Para manter o efetivo de 33% nos regimentos, em tempo de paz, foi determinado que dos 3 batalhões orgânicos 2 ficavam a 50%, garantindo assim a existência permanente de uma estrutura considerável, com capacidade de realizar a mobilização de uma forma mais célere comparativamente com a outra modalidade que permitia só ter um batalhão a 100%. Por razões orçamentais e de alojamento a 2ª RM não tinha capacidade para manter os seus 3 regimentos de infantaria mesmo com a redução em 2/3 dos seus efetivos. Para a constituição da divisão tipo americano foi necessário redistribuir responsabilidades passando a 3ª RM a mobilizar com base em 1/3 dos militares que acabavam a recruta, 1/3 dos que pertenciam à classe anterior e 1/3 da classe que 2 anos antes se encontrava na disponibilidade.
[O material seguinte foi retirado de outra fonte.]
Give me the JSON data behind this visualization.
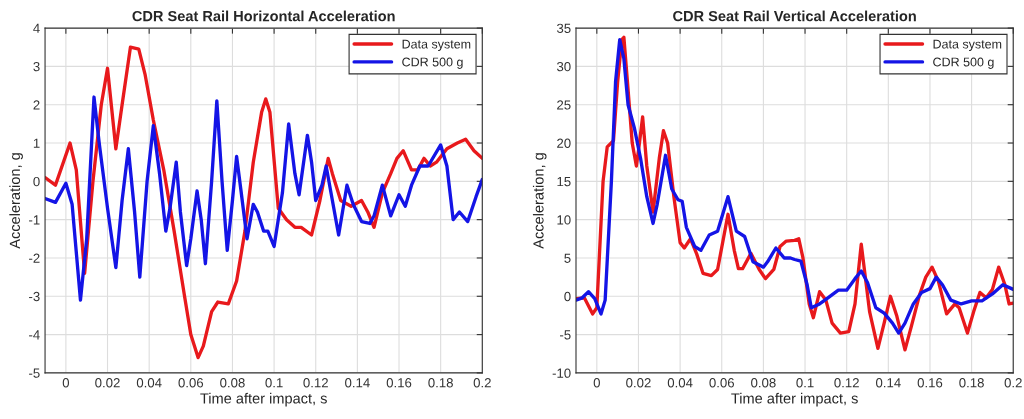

Nesta altura o Exército português já só falava na constituição de uma divisão [Macedo 1984: 92, 92A-92-B; EME 1988: 78-80].

No final de 1953 os critérios de mobilização ainda não tinham sido implementados na constituição das unidades, situação que foi comprovada após a realização das manobras desse ano ao não ter sido necessário recorrer aos militares recrutas que se encontravam a frequentar o período de instrução [Macedo 1984: 95-96; EME 1988: 87-88].

Em 6 de maio de 1954 o CEMGFA enviou um ofício ao CEME dando conta das intenções do ministro do exército quanto à satisfação das necessidades inerentes à constituição da

divisão tipo americano. Foi nesta sequência que o EME determinou que cada RM tinha por incumbência mobilizar uma divisão cabendo à 1ª, 3ª, e 4ª a função da defesa da Península Ibérica nos Pirenéus e a 2ª, com reforço da 3ª, responsável da defesa da Europa Central. O fornecimento dos elementos de apoio para as divisões dos Pirenéus passaram a ser assegurados pela GML e 4ª RM enquanto para a divisão da Europa Central ficaram a cargo da 1ª, 2ª e 3ª RM [Macedo 1984: 135-136; EME 1988: 132-133]. A defesa interna era garantida pelo regimento de infantaria nº 9, 10 batalhões de caçadores e 3 de metralhadoras, 1 batalhão de engenharia e o regimento de cavalaria nº 2 [Macedo 1984: 136-139].

Em 14 de maio de 1954, através da circular 19/MT, o EME redefiniu novas percentagens para os efetivos do quadro orgânico em tempo de paz para as unidades combatentes e em alguns órgãos de direção e de apoio da divisão tipo americano (tabela nº 20) [Macedo 1984: 132-134].

TABELA Nº 20 – Percentagens relativas aos quadros orgânicos em tempo de paz das unidades de campanha da divisão tipo americano

Estado maior do QG 66%

Órgãos de transmissões das armas, Un de transmissões e de carros de combate 66%

Companhia de manutenção de material 50%

Órgãos de comando e unidades de engenharia 40%

Banda de música 100%

Restantes elementos 30 a 33%

Macedo 1984 e EME 1988

Verificou-se um aumento significativo nos efetivos exceto nas unidades de manobra e apoio de combate que mantiveram a mesma proporção. A partir daquela data as unidades passaram a dispor um volume de forças em permanência direcionando a sua atividade unicamente na aquisição de competências operacionais. À tropa de defesa interna e às restantes forças foi-lhes

atribuído um efetivo mais reduzido corroborando com a orientação das prioridades para a 2ª divisão (tabela nº 21) [Macedo 1984: 133-134].

TABELA Nº 21 - Percentagens relativas à defesa interna e restantes forças

Tropa de defesa interna 25%

Restantes forças 20%

Macedo 1984 e 1988

O Exército tinha dado mais um passo em frente embora o processo ainda não se encontrasse suficientemente consolidado devido fundamentalmente à carência de algumas especialidades. As unidades passaram a saber quais os militares que deveriam formar anualmente e quais os que teriam de mobilizar para preencher os seus quadros orgânicos. A partir daquela data os encargos relativos à mobilização foram transferidos da 2ª para a 3ª divisão [Macedo 1984: 140].